Obat yang termasuk dalam golongan ini antara lain adalah Acarbose dan Miglitol.
Acarbose merek dagang Precose® dan Glucobay® adalah inhibitor α-glukosidase. Mekanisme kerja inhibitor α-glukosidase adalah dengan
memperlambat pemecahan disakarida, polisakarida, dan karbohidrat kompleks lainnya menjadi monosakarida Sugiwati 2005.
Pembuatan glukosa secara enzimatis dan absorpsi glukosa selanjutnya ditunda, dan dalam kondisi setelaah makan nilai glukosa darah yang tinggi pada
penderita diabetes tipe II, dapat dikurangi dengan IAG. IAG tidak mencegah absorpsi karbohidrat dan gula kompleks, tetapi menunda absorpsinya.
Kelemahannya adalah harus dimakan bersama makanan dan mempunyai efek samping pada pembentukan gas di perut, kembung, diare, dan kram usus
Lee et al. 2007.
2.3.3 Tes Toleransi Glukosa Diagnosis yang digunakan dalam mengidentifikasi penyakit diabetes melitus
dapat dilakukan dengan pemeriksaan darah. Standardisasi kriteria oleh the National Diabetes Data Group of the USA NDDG dan komite pakar
organisasi kesehatan dunia WHO menghasilkan keseragaman hingga taraf tertentu bagi berbagai penelitian global terhadap kelainan metabolik tersebut.
Kriteria diagnosis yang lebih sensitif ditunjukkan oleh uji toleransi glukosa Gibney et al. 2008.

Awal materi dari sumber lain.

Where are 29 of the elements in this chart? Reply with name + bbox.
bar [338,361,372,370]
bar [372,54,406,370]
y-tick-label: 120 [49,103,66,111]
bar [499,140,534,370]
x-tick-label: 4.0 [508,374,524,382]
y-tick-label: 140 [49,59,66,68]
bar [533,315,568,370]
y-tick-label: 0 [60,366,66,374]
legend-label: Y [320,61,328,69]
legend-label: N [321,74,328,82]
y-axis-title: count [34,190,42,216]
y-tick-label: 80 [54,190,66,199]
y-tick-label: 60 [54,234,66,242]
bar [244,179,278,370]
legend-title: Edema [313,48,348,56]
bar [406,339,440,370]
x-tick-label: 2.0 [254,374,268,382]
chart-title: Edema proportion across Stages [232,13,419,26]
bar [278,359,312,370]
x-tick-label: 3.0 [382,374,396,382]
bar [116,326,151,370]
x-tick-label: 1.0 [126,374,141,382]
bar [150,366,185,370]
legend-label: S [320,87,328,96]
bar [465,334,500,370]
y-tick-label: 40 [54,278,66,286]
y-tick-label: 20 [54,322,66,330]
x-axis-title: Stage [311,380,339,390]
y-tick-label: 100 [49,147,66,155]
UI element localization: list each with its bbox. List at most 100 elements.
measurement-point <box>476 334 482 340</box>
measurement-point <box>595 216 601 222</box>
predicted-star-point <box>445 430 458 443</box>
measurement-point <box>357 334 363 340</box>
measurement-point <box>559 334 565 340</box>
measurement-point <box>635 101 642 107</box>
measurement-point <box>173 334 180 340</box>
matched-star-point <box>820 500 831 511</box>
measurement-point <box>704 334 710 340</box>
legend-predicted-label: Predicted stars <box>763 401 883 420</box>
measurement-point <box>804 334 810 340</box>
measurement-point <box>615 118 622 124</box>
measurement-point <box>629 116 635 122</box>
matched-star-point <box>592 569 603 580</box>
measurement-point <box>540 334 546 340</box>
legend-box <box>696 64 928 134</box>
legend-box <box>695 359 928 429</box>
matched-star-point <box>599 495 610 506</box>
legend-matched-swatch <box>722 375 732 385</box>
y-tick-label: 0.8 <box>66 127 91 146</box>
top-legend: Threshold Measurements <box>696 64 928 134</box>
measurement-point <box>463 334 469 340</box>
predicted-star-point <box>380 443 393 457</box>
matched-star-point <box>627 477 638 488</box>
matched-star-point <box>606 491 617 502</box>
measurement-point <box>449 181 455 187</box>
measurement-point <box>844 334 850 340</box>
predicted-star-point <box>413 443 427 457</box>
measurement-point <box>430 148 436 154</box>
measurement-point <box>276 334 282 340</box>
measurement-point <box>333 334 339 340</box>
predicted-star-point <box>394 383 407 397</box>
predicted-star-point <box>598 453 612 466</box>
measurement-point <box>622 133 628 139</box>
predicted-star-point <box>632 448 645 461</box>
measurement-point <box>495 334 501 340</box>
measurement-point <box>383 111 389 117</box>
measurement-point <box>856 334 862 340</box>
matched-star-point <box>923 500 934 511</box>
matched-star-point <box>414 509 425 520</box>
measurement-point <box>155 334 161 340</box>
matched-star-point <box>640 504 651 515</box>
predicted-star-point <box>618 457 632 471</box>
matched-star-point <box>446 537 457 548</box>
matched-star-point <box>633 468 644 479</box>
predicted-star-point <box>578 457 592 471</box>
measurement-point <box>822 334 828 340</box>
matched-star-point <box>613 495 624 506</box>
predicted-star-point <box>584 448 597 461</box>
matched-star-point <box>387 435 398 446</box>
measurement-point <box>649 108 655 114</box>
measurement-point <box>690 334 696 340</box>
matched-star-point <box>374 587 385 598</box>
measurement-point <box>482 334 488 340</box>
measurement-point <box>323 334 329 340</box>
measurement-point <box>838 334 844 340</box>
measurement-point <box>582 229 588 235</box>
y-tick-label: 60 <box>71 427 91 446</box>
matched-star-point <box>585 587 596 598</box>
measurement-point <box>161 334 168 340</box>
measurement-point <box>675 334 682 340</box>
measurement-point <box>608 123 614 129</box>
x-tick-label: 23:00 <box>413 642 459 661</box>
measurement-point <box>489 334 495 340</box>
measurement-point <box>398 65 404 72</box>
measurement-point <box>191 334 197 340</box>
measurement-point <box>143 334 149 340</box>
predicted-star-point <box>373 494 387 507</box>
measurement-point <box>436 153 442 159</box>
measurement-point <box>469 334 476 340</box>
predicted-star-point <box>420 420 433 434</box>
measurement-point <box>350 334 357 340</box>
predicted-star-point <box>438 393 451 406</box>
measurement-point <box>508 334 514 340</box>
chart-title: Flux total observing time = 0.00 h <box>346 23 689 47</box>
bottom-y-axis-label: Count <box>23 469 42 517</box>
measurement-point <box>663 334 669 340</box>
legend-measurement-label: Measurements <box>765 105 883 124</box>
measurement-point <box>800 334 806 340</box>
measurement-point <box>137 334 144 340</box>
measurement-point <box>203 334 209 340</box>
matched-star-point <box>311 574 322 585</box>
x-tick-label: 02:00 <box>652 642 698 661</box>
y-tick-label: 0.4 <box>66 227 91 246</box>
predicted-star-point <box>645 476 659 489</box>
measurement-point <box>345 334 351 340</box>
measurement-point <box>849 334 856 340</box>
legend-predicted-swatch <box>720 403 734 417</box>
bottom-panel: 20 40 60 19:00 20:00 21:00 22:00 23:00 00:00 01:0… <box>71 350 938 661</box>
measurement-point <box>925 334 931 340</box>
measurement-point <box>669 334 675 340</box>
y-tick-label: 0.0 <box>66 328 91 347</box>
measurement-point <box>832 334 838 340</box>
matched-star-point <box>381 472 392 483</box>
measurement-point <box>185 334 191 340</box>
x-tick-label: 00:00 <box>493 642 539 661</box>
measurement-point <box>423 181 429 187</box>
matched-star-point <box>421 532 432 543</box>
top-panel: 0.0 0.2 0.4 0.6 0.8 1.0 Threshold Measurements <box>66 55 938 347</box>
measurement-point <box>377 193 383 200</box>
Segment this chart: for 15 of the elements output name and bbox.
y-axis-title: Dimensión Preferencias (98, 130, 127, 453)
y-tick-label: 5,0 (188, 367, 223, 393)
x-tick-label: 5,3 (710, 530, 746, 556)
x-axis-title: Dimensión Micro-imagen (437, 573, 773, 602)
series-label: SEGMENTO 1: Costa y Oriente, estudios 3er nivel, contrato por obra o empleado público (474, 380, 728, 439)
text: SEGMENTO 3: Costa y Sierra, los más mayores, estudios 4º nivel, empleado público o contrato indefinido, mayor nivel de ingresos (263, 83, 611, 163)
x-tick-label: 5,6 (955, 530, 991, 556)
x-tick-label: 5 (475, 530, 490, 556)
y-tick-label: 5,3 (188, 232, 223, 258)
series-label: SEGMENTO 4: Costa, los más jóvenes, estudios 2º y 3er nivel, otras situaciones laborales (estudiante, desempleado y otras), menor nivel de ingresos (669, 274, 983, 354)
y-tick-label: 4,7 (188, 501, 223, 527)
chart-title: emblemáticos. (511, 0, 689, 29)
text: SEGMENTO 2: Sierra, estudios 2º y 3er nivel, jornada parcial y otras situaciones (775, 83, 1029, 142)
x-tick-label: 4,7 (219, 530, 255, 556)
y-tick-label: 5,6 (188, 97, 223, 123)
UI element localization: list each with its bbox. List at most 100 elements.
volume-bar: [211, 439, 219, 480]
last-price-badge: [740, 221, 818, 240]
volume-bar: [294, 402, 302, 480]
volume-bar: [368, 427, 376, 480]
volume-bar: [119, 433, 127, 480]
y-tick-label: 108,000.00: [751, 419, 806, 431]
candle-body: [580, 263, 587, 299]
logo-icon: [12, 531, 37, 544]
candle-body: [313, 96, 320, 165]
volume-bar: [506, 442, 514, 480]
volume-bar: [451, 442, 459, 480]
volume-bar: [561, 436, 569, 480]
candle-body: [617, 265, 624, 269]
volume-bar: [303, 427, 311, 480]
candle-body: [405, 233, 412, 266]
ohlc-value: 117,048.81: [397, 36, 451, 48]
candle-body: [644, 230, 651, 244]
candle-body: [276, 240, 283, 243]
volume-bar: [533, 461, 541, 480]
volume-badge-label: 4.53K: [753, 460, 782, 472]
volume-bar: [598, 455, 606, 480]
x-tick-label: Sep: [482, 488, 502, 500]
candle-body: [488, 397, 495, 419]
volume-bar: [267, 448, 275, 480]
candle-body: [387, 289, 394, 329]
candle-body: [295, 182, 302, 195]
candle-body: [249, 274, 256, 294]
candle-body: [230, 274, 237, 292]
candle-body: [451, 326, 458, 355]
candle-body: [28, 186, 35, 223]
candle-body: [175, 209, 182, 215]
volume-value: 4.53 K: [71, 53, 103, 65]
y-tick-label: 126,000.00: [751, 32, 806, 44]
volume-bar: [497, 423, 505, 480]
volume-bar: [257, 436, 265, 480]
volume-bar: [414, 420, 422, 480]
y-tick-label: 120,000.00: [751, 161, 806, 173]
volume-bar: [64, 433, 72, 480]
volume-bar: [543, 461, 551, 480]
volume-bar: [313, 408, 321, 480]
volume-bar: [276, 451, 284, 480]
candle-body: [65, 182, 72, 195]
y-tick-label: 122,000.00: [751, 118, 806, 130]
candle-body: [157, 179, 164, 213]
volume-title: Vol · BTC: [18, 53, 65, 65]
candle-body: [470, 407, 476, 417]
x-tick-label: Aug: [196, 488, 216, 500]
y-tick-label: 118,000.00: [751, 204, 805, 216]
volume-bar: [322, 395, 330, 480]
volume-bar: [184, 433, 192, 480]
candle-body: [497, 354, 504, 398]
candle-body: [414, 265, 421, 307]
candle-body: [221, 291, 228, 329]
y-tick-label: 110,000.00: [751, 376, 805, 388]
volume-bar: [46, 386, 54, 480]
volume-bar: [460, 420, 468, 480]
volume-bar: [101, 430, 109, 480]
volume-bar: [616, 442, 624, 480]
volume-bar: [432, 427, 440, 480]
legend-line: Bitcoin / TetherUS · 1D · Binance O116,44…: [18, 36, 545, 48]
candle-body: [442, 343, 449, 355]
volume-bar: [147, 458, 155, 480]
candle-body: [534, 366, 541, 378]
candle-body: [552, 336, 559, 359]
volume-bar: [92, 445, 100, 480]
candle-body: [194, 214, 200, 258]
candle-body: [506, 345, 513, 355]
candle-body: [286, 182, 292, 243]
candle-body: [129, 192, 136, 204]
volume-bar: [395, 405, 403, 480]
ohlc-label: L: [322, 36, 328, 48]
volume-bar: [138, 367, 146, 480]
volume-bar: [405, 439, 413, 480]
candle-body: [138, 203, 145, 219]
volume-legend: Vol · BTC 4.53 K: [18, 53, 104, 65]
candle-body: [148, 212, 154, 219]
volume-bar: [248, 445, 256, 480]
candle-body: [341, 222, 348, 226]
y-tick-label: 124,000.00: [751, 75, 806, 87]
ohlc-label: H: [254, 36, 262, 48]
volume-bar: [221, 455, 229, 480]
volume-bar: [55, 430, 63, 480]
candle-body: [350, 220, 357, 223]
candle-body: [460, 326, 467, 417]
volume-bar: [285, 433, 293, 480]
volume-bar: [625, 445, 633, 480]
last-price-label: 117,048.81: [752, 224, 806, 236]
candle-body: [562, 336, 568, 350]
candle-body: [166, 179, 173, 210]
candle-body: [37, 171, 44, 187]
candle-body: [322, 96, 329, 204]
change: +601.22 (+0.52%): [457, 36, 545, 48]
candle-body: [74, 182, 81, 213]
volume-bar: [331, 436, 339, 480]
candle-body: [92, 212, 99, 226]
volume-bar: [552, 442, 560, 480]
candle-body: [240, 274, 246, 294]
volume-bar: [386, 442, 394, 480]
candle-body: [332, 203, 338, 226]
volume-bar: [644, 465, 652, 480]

Tes ini memerlukan puasa 12-18 jam sebelum darah diambil untuk pemeriksaan. Puasa adalah keadaan tanpa suplai makanan kalori selama
minimum 8 jam, tetapi tetap diperbolehkan minum air putih. Jadi, bukan puasa makan dan minum seperti yang biasa dilakukan. Berdasarkan American Diabetes
Association ADA 1998, terdapat dua tes yang dapat dijadikan sebagai dasar diagnosis terhadap diabetes mellitus yang didasarkan pada pemeriksaan kadar
glukosa plasma vena, yaitu kadar glukosa darah sewaktu tidak puasa ≥200 mgdL; dan kadar glukosa darah puasa ≥ 126 mgdL. Pada tes toleransi
glukosa oral TTGO, kadar glukosa darah yang diperiksa kembali setelah 2 jam Wijayakusuma 2006.
Glukosa pada penderita diabetes menumpuk di dalam darah, terutama pada keadaan setelah makan. Apabila pada penderita diabetes diberikan glukosa secara
oral dengan dosis tertentu 75 g glukosa maka gula darahnya akan meningkat lebih tinggi dari orang normal dan turunnya pun juga lebih lambat. Tes ini
disebut s ebagai “tes toleransi glukosa oral” Pranadji et al. 1999.
Metode TTGO merupakan kriteria diagnosis yang paling sensitif dan menghasilkan keseragaman hingga taraf tertentu bagi berbagai penelitian global
terhadap kelainan metabolik tersebut. Prinsip yang digunakan dalam metode TTGO adalah mengukur kemampuan tubuh untuk menggunakan glukosa. Kadar
glukosa darah ditingkatkan dengan pemberian sukrosa secara oral. Kurva Toleransi Glukosa Oral TGO akan meningkat tajam dan mencapai puncaknya
dalam waktu 60 menit, setelah pemberian sukrosa. Kurva menurun perlahan dan mencapai kadar glukosa darah normal setelah 2-3 jam Gibney et al. 2008.